Question

2. a) State and describe any three factors that may affect positively or negatively the analytical

         utility of molecular fluorescence techniques?   

       b) Why does the fluorescence excitation spectrum appear to be a mirror image of fluorescence

              emission spectrum? Why are they not exact mirror images?   

c) What does synchronous fluorescence spectroscopy involve? What kind of spectra is

     obtainable using this technique? Are there any advantages of using synchronous   

     spectrometry in fluorescence techniques?

Answer 1

a) State and describe any three factors that may affect positively or negatively the analytical utility of molecular fluorescence techniques?

Molecular fluorescence is an important analytical technique used for the determination of some analytes in the sub micromolar range. Because of the extreme sensitivity of the technique, interferences, even in very low concentrations, may turn a specific method useless. For example, heavy atoms and oxygen may effectively quench fluorescence. Temperature, viscosity of the solution, molecular structure, and concentration of the fluorescing species are all important factors that should be considered when performing a fluorometric determination. The pH  of the solution is of extreme importance, especially when the structure of the fluorescing species may assume anionic, cationic, or neutral configuration with different luminescence characteristics of each species at different pH values.

There are several factors that contribute to fluorescence efficiency. Some of these factors can be controlled and optimized by the analyst while others are inherent and can be used to explain emission behavior:

• Temperature: As temperature is increased, the translational, rotational and vibrational motions of molecules increase.  This increases the possibilities of collisions and lead to collisional deactivation and quenching of fluorescence.  Therefore, it is always wise to conduct fluorometric measurements at low temperatures.
• Dissolved oxygen and heavy metals: Molecular oxygen is paramagnetic which increases intersystem crossing through triplet - triplet interaction.  Oxygen is thus a good fluorescence quencher and is sometimes determined by its quenching characteristics. Heavy metals also increase intersystem crossing leading to decreased fluorescence.  This is most obvious with paramagnetic heavy metals.
• pH: Usually, fluorescers that contain either acidic or basic moieties have fluorescence quantum yields dependent on pH.  The pH of these substances should be adjusted so that maximum fluorescence is obtained.
• Viscosity: Collisional deactivation can significantly be decreased in viscous systems which result in better quantum efficiencies. Therefore, it is a good practice to add some viscosity modifiers, especially chemical surfactants. Excellent fluorescence efficiencies were obtained when appropriate concentrations of surfactants were used.

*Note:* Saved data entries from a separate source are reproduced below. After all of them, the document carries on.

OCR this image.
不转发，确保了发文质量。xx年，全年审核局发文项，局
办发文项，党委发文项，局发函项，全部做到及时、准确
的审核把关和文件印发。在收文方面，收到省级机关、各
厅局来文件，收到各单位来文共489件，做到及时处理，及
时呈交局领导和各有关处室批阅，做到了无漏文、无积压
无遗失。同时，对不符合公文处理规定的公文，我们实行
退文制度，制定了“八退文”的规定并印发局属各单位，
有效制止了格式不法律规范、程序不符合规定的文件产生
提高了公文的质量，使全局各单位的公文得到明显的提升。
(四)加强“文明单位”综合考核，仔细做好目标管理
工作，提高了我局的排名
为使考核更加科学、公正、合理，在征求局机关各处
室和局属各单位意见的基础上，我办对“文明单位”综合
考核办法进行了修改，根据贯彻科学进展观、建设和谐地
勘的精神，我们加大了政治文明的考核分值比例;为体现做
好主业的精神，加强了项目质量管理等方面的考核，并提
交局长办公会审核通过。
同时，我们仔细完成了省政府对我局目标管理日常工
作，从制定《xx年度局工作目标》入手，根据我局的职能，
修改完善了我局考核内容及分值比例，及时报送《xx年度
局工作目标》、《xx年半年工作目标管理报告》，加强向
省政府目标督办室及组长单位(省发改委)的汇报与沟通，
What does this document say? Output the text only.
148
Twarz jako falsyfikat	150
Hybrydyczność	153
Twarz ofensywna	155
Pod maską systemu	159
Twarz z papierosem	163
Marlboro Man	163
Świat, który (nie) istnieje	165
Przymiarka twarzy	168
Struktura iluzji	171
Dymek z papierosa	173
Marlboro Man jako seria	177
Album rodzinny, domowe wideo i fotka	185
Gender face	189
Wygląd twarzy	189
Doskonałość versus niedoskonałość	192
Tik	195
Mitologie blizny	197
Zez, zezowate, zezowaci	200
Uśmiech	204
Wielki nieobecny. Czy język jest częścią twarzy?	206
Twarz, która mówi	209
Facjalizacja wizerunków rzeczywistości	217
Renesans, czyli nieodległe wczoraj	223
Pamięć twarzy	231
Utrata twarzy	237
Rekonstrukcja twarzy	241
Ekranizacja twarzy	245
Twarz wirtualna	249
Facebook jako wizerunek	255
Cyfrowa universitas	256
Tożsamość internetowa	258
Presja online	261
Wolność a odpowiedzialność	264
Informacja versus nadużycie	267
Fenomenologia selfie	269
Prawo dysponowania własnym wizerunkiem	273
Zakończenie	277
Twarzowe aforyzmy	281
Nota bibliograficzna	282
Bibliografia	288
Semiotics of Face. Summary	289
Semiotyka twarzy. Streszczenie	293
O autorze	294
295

b) Why does the fluorescence excitation spectrum appear to be a mirror image of fluorescenceemission spectrum? Why are they not exact mirror images?

Fluorescence will always occur at wavelengths longer than excitation wavelength, as the energy of the emitted photon is less than that of the absorbed photon. Since the emission of radiation is just the reverse of absorption (excitation) it is expected that the emission spectrum should be a mirror image of the excitation spectrum.  This is theoretically correct but it is seldom the case due to instrumental artifacts.

c) What does synchronous fluorescence spectroscopy involve? What kind of spectra is obtainable using this technique? Are there any advantages of using synchronous spectrometry in fluorescence techniques?

Experiments in synchronous fluorescence spectroscopy can be used to compare the detection limits afforded by UV/visible absorption and fluorescence spectroscopy for a given analysis and to show that the latter method is capable of of greater selectivity.

In excitation spectrum the sample is excited with different wavelengths (Ex - not constant) and emission intensity is recorded at one chosen wavelength (Em - constant). Emission spectra measurement is oposite (Ex - const, Em- not constant).

Synchrronous spectra joins in some extent both Excitation and Emission. Emission and excitation monochromators moves together wIth constant wavelengths interval. After measurement one point they move togeather to the next etc.

There are advantages of using synchronous spectrometry in fluorescence techniques because total synchronous fluorescence spectroscopy is more sensitive than molecular fluorescence spectroscopy which requires further sample preparation steps. Studies have been favoring x-ray fluorescence spectrometry, in recent years, since it is quick, requires minimal sample handling and suitable for both quantitative and semi-quantitative analysis.